Eve gelip ulen gerçekten hiç çalışmadım yahu diyerek içimdeki suçluluk duygusunu bastırmak adına çalışmaya koyuldum.. Ancak aklım hala abuk subuk şeylerdeydi... Valla bu son,, hemen makaleye döneceğim sonrasında...
Okudugum makale The Dynamics of Nationalist Terrorism: ETA and the IRA. İspanyol bir muhterem, comperative case study yolu ile bu makaleyi ele almış.. İki organizasyonun kullandığı metodlar ve taktiklerin birbirine benzediğini, kantitatif araştırma ile sunmuş. İki organizasyon da bulundukları ülkeden ayrılma ya da otonomi istiyor. Bu yüzden de biz camia da kendi ulusunu yaratmak isteyen terorist organizasyon tipini nationalist terrorism adı altında inceliyoruz. Arada çok farklı tipte örgütler ve organizasyonlar var. Anlatacağım zamanla.. Belki de anlatmam, bilemedim şimdi.
ETA ve IRA genelde sivil ölümlerin gerçekleştiği ataklardan sorumlu olmadıklarını söylüyorlar. Yani İspanya'da bir yerde bomba patladı diyelim ve 13 kişi öldü 70 kişi yaralandı. ETA diyor ki biz yapmadık (1974'de bir restorantta yapılan bombalı saldırının rakamlarını baz aldım). Sanchez-Cuenca, yazar, da diyor ki tabi böyle diyecekler, başka türlü deseler toplumdan destek alamazlar (Ahanda tezimi savunan bir kişi buldum..3 cümle de etse böyle böyle referans vereceğim kaynaklar olacak). Toplumdan destek alamazlarsa organizasyona üyelik gerçekleşmez ya da organizasyona destek azalır. Yani savunduğunuz amaç kendi kendini patlatır hale gelir.

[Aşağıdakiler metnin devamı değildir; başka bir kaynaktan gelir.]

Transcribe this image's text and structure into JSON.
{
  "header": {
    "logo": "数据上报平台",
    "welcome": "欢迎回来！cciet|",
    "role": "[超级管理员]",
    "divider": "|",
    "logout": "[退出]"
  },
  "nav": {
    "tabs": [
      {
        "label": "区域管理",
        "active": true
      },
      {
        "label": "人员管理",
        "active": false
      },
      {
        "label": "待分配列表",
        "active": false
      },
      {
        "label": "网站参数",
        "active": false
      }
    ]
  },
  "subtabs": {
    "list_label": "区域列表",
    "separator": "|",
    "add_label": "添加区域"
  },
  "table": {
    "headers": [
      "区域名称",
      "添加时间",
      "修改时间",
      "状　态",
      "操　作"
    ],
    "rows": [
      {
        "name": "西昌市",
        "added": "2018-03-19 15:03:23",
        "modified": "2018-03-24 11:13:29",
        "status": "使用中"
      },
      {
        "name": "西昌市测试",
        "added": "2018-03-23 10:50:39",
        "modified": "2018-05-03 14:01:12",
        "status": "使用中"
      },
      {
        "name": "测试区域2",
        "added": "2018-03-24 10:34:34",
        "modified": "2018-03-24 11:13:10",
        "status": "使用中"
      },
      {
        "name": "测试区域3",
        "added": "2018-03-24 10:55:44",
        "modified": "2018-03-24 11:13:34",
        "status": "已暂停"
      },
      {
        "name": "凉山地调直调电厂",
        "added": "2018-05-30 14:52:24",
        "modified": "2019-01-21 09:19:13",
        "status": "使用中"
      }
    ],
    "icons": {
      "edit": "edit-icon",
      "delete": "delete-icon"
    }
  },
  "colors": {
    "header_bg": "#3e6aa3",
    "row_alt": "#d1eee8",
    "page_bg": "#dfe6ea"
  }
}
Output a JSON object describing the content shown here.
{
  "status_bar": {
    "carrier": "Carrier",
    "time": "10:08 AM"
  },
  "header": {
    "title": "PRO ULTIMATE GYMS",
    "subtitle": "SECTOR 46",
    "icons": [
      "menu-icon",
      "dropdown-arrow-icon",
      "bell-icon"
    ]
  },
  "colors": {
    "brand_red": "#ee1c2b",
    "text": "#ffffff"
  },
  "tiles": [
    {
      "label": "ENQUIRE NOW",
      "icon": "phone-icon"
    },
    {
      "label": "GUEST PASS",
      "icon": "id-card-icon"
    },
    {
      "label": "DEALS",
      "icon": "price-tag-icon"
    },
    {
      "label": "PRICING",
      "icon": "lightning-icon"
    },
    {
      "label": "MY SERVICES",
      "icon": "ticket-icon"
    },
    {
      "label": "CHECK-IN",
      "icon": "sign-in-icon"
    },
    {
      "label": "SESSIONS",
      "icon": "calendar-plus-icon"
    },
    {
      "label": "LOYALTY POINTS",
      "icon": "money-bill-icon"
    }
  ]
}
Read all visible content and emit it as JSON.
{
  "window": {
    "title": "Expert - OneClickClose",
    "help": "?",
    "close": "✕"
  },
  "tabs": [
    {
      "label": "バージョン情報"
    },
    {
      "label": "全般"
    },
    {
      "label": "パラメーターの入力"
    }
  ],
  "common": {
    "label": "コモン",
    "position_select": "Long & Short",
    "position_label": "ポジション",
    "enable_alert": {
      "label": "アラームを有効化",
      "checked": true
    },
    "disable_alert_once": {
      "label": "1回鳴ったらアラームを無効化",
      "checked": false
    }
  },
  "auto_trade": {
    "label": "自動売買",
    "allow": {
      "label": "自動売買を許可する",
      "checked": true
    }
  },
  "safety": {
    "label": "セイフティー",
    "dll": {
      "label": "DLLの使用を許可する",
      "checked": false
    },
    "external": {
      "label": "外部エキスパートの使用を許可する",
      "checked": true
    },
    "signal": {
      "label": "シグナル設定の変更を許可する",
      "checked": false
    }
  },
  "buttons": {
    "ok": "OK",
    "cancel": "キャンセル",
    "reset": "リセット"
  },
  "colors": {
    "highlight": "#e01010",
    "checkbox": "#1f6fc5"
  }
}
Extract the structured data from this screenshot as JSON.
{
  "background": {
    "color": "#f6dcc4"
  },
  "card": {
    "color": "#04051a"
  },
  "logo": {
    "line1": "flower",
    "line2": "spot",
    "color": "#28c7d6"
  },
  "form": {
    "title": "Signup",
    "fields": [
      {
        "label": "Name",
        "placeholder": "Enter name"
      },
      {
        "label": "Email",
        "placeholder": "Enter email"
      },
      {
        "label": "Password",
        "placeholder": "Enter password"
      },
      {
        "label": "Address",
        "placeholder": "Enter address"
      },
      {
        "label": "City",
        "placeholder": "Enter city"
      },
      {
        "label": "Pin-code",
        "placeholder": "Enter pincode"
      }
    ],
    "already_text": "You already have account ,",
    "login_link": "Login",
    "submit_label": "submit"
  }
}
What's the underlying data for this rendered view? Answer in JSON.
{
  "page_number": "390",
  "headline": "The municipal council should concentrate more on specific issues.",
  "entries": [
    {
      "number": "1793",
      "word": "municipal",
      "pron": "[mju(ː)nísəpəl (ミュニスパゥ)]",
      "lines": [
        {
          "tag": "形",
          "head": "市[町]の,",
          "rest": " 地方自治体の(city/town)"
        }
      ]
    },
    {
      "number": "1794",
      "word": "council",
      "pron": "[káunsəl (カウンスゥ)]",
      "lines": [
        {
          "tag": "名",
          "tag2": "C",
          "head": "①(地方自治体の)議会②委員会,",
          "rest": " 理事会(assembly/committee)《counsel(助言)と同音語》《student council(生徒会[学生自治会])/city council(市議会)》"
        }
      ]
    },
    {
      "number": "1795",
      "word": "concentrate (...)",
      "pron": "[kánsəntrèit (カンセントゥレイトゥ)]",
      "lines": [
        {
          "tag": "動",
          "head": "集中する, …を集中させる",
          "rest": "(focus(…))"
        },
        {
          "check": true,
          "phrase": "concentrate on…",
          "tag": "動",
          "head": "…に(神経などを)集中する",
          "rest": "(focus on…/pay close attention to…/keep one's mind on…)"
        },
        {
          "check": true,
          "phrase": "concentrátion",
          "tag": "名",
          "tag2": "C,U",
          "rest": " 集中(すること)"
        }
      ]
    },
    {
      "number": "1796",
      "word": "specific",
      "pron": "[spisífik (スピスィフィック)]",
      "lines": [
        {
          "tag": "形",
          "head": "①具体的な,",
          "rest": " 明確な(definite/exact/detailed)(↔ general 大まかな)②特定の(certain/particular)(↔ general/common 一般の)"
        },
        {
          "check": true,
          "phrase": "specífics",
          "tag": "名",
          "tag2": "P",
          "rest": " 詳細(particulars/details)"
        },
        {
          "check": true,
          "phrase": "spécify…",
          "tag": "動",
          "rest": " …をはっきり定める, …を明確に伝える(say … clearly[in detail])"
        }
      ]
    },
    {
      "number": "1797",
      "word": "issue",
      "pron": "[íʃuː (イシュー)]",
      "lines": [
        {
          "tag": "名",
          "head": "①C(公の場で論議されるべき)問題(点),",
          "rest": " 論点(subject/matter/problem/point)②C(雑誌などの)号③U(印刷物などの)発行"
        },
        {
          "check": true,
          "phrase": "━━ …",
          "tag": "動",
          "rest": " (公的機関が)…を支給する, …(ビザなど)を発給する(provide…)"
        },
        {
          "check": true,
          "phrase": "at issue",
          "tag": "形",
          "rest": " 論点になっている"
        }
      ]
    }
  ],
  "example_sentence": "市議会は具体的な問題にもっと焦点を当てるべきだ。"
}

Bu kitap ise Boaz Ganor isimli İsrailli bir muhterem. Anam o bakış ne öyle! Karizmayım çünkü terör çalışıyorum bakışı..İsrailli olduğu için peşin yargıda bulunmayın. Teorik anlayışına saygı duyulası bir insan. Neden mi çünkü: Terör tanımına farklı bir bakış açısı getiriyor.
Benim fotoğrafım niye burda? Çok ulvi bir amaç için.... Gördüğünüz gibi artık televizyonlarda alt yazı geçer gibi bende de bir alt yazı mevcut "terörizm".